I would like to synthesize a CRISPR-based genetic construct designed to selectively eliminate antibiotic-resistant bacteria by targeting resistance genes. I think it is a would project to work on and also would be good for the war against antimicrobial resistance.

(ii) What technology or technologies would you use to perform this DNA synthesis and why?

I would use Gibson Assembly, because allows joining of multiple DNA fragments in one reaction.

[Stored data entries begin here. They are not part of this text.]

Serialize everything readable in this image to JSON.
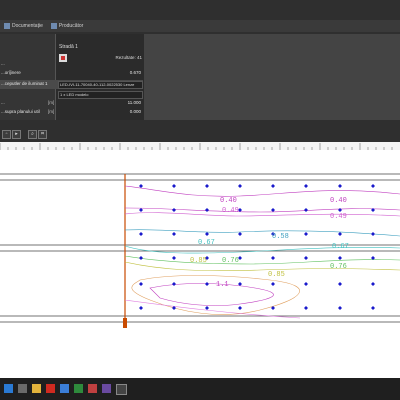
{
  "ribbon": {
    "tabs": [
      {
        "label": "Documentație"
      },
      {
        "label": "Producător"
      }
    ]
  },
  "object_panel": {
    "title": "Stradă 1",
    "results_label": "Rezultate: 41"
  },
  "properties": [
    {
      "label": "...",
      "unit": "",
      "value": ""
    },
    {
      "label": "...oriĵinere",
      "unit": "",
      "value": "0.670"
    },
    {
      "label": "...ceputler de iluminat 1",
      "unit": "",
      "field": "LED-IVI-11-70040-40-112-0022530 Lenze"
    },
    {
      "label": "",
      "unit": "",
      "field": "1 x LED modelo"
    },
    {
      "label": "...",
      "unit": "[m]",
      "value": "11.000"
    },
    {
      "label": "...supra planului util",
      "unit": "[m]",
      "value": "0.000"
    }
  ],
  "drawing": {
    "isolux_labels": [
      "0.40",
      "0.40",
      "0.49",
      "0.49",
      "0.58",
      "0.67",
      "0.67",
      "0.76",
      "0.76",
      "0.85",
      "0.85",
      "1.1"
    ]
  },
  "colors": {
    "dark_bg": "#2f2f2f",
    "panel_bg": "#3c3c3c",
    "canvas_bg": "#ffffff",
    "luminaire_marker": "#1a1acc",
    "accent_line": "#c84a00"
  },
  "icons": [
    "window-icon",
    "play-icon",
    "zoom-icon",
    "grid-icon",
    "start-icon",
    "search-icon",
    "folder-icon",
    "acrobat-icon",
    "app-icon"
  ]
}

Also answer the following questions:

1. What are the essential steps of your chosen sequencing methods? The fargment desing, DNA fragment amplification, Gibson Assembly reaction, transformation of the plasmid into a competent bacteria, verify the trasnformation in the bacteria by PCR.
2. What are the limitations of your sequencing method (if any) in terms of speed, accuracy, scalability? There can be a lot of problems with the design, also the size of the constructs (if it is very large the efficiency decreases)

5.3 DNA Edit

(i) What DNA would you want to edit and why? In class, George shared a variety of ways to edit the genes and genomes of humans and other organisms. Such DNA editing technologies have profound implications for human health, development, and even human longevity and human augmentation. DNA editing is also already commonly leveraged for flora and fauna, for example in nature conservation efforts, (animal/plant restoration, de-extinction), or in agriculture (e.g. plant breeding, nitrogen fixation). What kinds of edits might you want to make to DNA (e.g., human genomes and beyond) and why?

I would focus on human somatic editing in order to correct mutations, in this case for PKU, I would like to edit PAH gene.

(ii) What technology or technologies would you use to perform these DNA edits and why? Also answer the following questions:

Base editing, I think is more effective than CRISPR-Cas9, and in this disease that usually pathogenic mutations are SNPs.

1. How does your technology of choice edit DNA? What are the essential steps? I would use a Cytosine Base Editor (like pin-point). It basically change a cystosine for a uracil, and then after the DNA is repaired this U will be read as T. The essential steps are: a. gRNA directs Cas9 to the target DNA b. Cas9 bind to the DNA and modifies the base (using a deaminase enzyme) c. Cellular DNA repair machinery resolves the mismatch and the change becomes permanent.
2. What preparation do you need to do (e.g. design steps) and what is the input (e.g. DNA template, enzymes, plasmids, primers, guides, cells) for the editing? First of all, indetify the SNP or mutation, then desing the gRNA for the position of the mutation. The inputs would be the Base editor, gRNA, a delivery vehicle as LNPs, and then work ex vivo with patient stem cells.
3. What are the limitations of your editing methods (if any) in terms of efficiency or precision? Base editing is limited by the conversion that it has, like C to T or A to G. Also the off target deamination or breaks, usually because the interaction between the gRNA and the DNA is not perfectly specific.